Accelerated Sequential Execution
Last updated
Last updated
A large number of modern blockchains have attempted to scale their execution using parallelism. This means they execute transactions which are unrelated, on different cores. This can work well when the transactions in a block are unrelated, but breaks down when those transactions modify the same state.
The reality, however, is that load spikes mostly happen when there is some event which has caused the spike. This implies a massive correlation between the transactions, which is not normally there in day to day execution.
For example:
One of Ethereum's biggest load spikes was the Otherside Otherdeed mint. When this happened, the vast majority of all transactions in each block were all modifying the same state (as they were minting Otherdeeds). Parallel execution would not have worked here.
A DEX will contain trading on many unrelated asset pairs throughout each day, but their real load spikes will come from volatility on a specific asset pair. These trades will all modify the same state, meaning parallel execution would not have helped.
In other words, parallel execution breaks down exactly when you need it.
This observation is why Somnia has opted to make a single core go extremely fast instead of relying on parallel execution.
So, how does Somnia make a single core go this fast?
Somnia executes EVM transactions. It scales by reaching a very high single-core speed instead of attempting to parallelise over multiple cores.
The EVM is a relatively simple stack-based architecture. Due to the implicit stack, stack-based bytecodes are often naturally smaller in size than register-based bytecodes, but they contain many redundant operations.
There are broadly two ways to execute a VM's bytecode, interpreted or native (which itself can be split into JIT or AOT compilation). The former effectively simulates the VM itself in software, while the latter translates the bytecode to native instructions, which your CPU then executes directly.
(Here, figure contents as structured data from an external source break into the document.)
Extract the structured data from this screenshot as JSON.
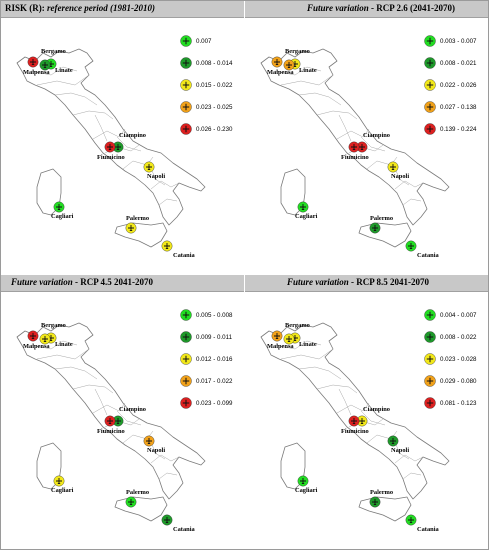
{
  "panels": [
    {
      "title_bold": "RISK (R): ",
      "title_italic": "reference period (1981-2010)",
      "title_tail": "",
      "legend": [
        {
          "label": "0.007",
          "color": "#22dd22"
        },
        {
          "label": "0.008 - 0.014",
          "color": "#1e9a2a"
        },
        {
          "label": "0.015 - 0.022",
          "color": "#f2e81a"
        },
        {
          "label": "0.023 - 0.025",
          "color": "#f2a21a"
        },
        {
          "label": "0.026 - 0.230",
          "color": "#dd2020"
        }
      ],
      "airports": [
        {
          "name": "Bergamo",
          "color": "#22dd22",
          "p": "bergamo"
        },
        {
          "name": "Malpensa",
          "color": "#dd2020",
          "p": "malpensa"
        },
        {
          "name": "Linate",
          "color": "#1e9a2a",
          "p": "linate"
        },
        {
          "name": "Ciampino",
          "color": "#1e9a2a",
          "p": "ciampino"
        },
        {
          "name": "Fiumicino",
          "color": "#dd2020",
          "p": "fiumicino"
        },
        {
          "name": "Napoli",
          "color": "#f2e81a",
          "p": "napoli"
        },
        {
          "name": "Cagliari",
          "color": "#22dd22",
          "p": "cagliari"
        },
        {
          "name": "Palermo",
          "color": "#f2e81a",
          "p": "palermo"
        },
        {
          "name": "Catania",
          "color": "#f2e81a",
          "p": "catania"
        }
      ]
    },
    {
      "title_bold": "",
      "title_italic": "Future variation",
      "title_tail": " - RCP 2.6 (2041-2070)",
      "legend": [
        {
          "label": "0.003 - 0.007",
          "color": "#22dd22"
        },
        {
          "label": "0.008 - 0.021",
          "color": "#1e9a2a"
        },
        {
          "label": "0.022 - 0.026",
          "color": "#f2e81a"
        },
        {
          "label": "0.027 - 0.138",
          "color": "#f2a21a"
        },
        {
          "label": "0.139 - 0.224",
          "color": "#dd2020"
        }
      ],
      "airports": [
        {
          "name": "Bergamo",
          "color": "#f2e81a",
          "p": "bergamo"
        },
        {
          "name": "Malpensa",
          "color": "#f2a21a",
          "p": "malpensa"
        },
        {
          "name": "Linate",
          "color": "#f2a21a",
          "p": "linate"
        },
        {
          "name": "Ciampino",
          "color": "#dd2020",
          "p": "ciampino"
        },
        {
          "name": "Fiumicino",
          "color": "#dd2020",
          "p": "fiumicino"
        },
        {
          "name": "Napoli",
          "color": "#f2e81a",
          "p": "napoli"
        },
        {
          "name": "Cagliari",
          "color": "#22dd22",
          "p": "cagliari"
        },
        {
          "name": "Palermo",
          "color": "#1e9a2a",
          "p": "palermo"
        },
        {
          "name": "Catania",
          "color": "#22dd22",
          "p": "catania"
        }
      ]
    },
    {
      "title_bold": "",
      "title_italic": "Future variation",
      "title_tail": " - RCP 4.5 2041-2070",
      "legend": [
        {
          "label": "0.005 - 0.008",
          "color": "#22dd22"
        },
        {
          "label": "0.009 - 0.011",
          "color": "#1e9a2a"
        },
        {
          "label": "0.012 - 0.016",
          "color": "#f2e81a"
        },
        {
          "label": "0.017 - 0.022",
          "color": "#f2a21a"
        },
        {
          "label": "0.023 - 0.099",
          "color": "#dd2020"
        }
      ],
      "airports": [
        {
          "name": "Bergamo",
          "color": "#f2e81a",
          "p": "bergamo"
        },
        {
          "name": "Malpensa",
          "color": "#dd2020",
          "p": "malpensa"
        },
        {
          "name": "Linate",
          "color": "#f2e81a",
          "p": "linate"
        },
        {
          "name": "Ciampino",
          "color": "#1e9a2a",
          "p": "ciampino"
        },
        {
          "name": "Fiumicino",
          "color": "#dd2020",
          "p": "fiumicino"
        },
        {
          "name": "Napoli",
          "color": "#f2a21a",
          "p": "napoli"
        },
        {
          "name": "Cagliari",
          "color": "#f2e81a",
          "p": "cagliari"
        },
        {
          "name": "Palermo",
          "color": "#22dd22",
          "p": "palermo"
        },
        {
          "name": "Catania",
          "color": "#1e9a2a",
          "p": "catania"
        }
      ]
    },
    {
      "title_bold": "",
      "title_italic": "Future variation",
      "title_tail": " - RCP 8.5 2041-2070",
      "legend": [
        {
          "label": "0.004 - 0.007",
          "color": "#22dd22"
        },
        {
          "label": "0.008 - 0.022",
          "color": "#1e9a2a"
        },
        {
          "label": "0.023 - 0.028",
          "color": "#f2e81a"
        },
        {
          "label": "0.029 - 0.080",
          "color": "#f2a21a"
        },
        {
          "label": "0.081 - 0.123",
          "color": "#dd2020"
        }
      ],
      "airports": [
        {
          "name": "Bergamo",
          "color": "#f2e81a",
          "p": "bergamo"
        },
        {
          "name": "Malpensa",
          "color": "#f2a21a",
          "p": "malpensa"
        },
        {
          "name": "Linate",
          "color": "#f2e81a",
          "p": "linate"
        },
        {
          "name": "Ciampino",
          "color": "#f2e81a",
          "p": "ciampino"
        },
        {
          "name": "Fiumicino",
          "color": "#dd2020",
          "p": "fiumicino"
        },
        {
          "name": "Napoli",
          "color": "#1e9a2a",
          "p": "napoli"
        },
        {
          "name": "Cagliari",
          "color": "#22dd22",
          "p": "cagliari"
        },
        {
          "name": "Palermo",
          "color": "#1e9a2a",
          "p": "palermo"
        },
        {
          "name": "Catania",
          "color": "#22dd22",
          "p": "catania"
        }
      ]
    }
  ]
}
Ethereum and most EVM blockchains run an interpreted VM to execute EVM bytecode. This is often a relatively naive implementation which keeps its own stack, loops through each operation, and looks up the functionality of each operation in a lookup table. This is very slow compared to native execution.
Further, Solidity and other Ethereum compilers often optimise for bytecode size over gas. For example, they will include code to generate large constants instead of including them inline. This ends up including a large amount of runtime computation that can actually be statically resolved at compile time.
To exploit these redundancies, Somnia includes its own EVM compiler, which translates EVM bytecode to x86. This approaches near-native speed (native speed being the equivalent functionality handwritten in C++). In benchmarks, this can execute ERC-20 transfers in hundreds of nanoseconds, achieving millions of TPS on a single core.
However, there is no free lunch as the compilation process is relatively expensive. For this reason, you would only do this on contracts that are called frequently, falling back to standard interpreted EVM on the rest.
As mentioned above, "parallel execution", attempting to run unrelated transactions on different cores, breaks down when you need it the most because it cannot handle correlated transactions, which are much more common during load spikes. This type of parallelism is also known as "software parallelism".
For this reason, Somnia does not attempt to parallelise unrelated transactions. It does, however, enable the CPU to hardware parallelise each individual transaction.
This harnesses the single core parallelism available in modern CPUs to speed up every individual transaction, meaning this technique also works for transactions which modify the same state, helping during the load spikes as well.
So, what is hardware-level parallelism?
Modern CPU cores give the appearance that they execute assembly instructions in order, implementing control flow primitives by jumping around the assembly. The reality is that they are actually executing these instructions completely out of order, and often in parallel with each other.
For example, when reading a value from memory, the CPU will run ahead and work on future computation while waiting for the result. This is all completely invisible to the developer. This can cause massive speedups. Consider the case of an ERC-20 token swap. The program, at a high level, completes the following steps in the first half of it's execution:
1. Hash the sender account.
2. Lookup the sender balance using this hash.
3. Hash the receiver account.
4. Lookup the receiver balance using this hash.
5. ...
Let's say the speed to hash an account is 150ns, and the speed to lookup the sender balance is 100ns (a single RAM read).
If the CPU ran these steps in serial, this would take 150 + 100 + 150 + 100 = 500ns. However, in practice, if these steps are compiled to native code, your CPU hardware would execute 1 and 2 completely in parallel to 3 and 4, causing the execution speed to be 250ns, double the speed.
The problem is, interpreting the EVM stops your CPU core from executing assembly in parallel. To really harness the available silicon in your CPU, you need to execute native assembly. Somnia's compiler and database are built to enable hardware-level parallelism of smart contracts.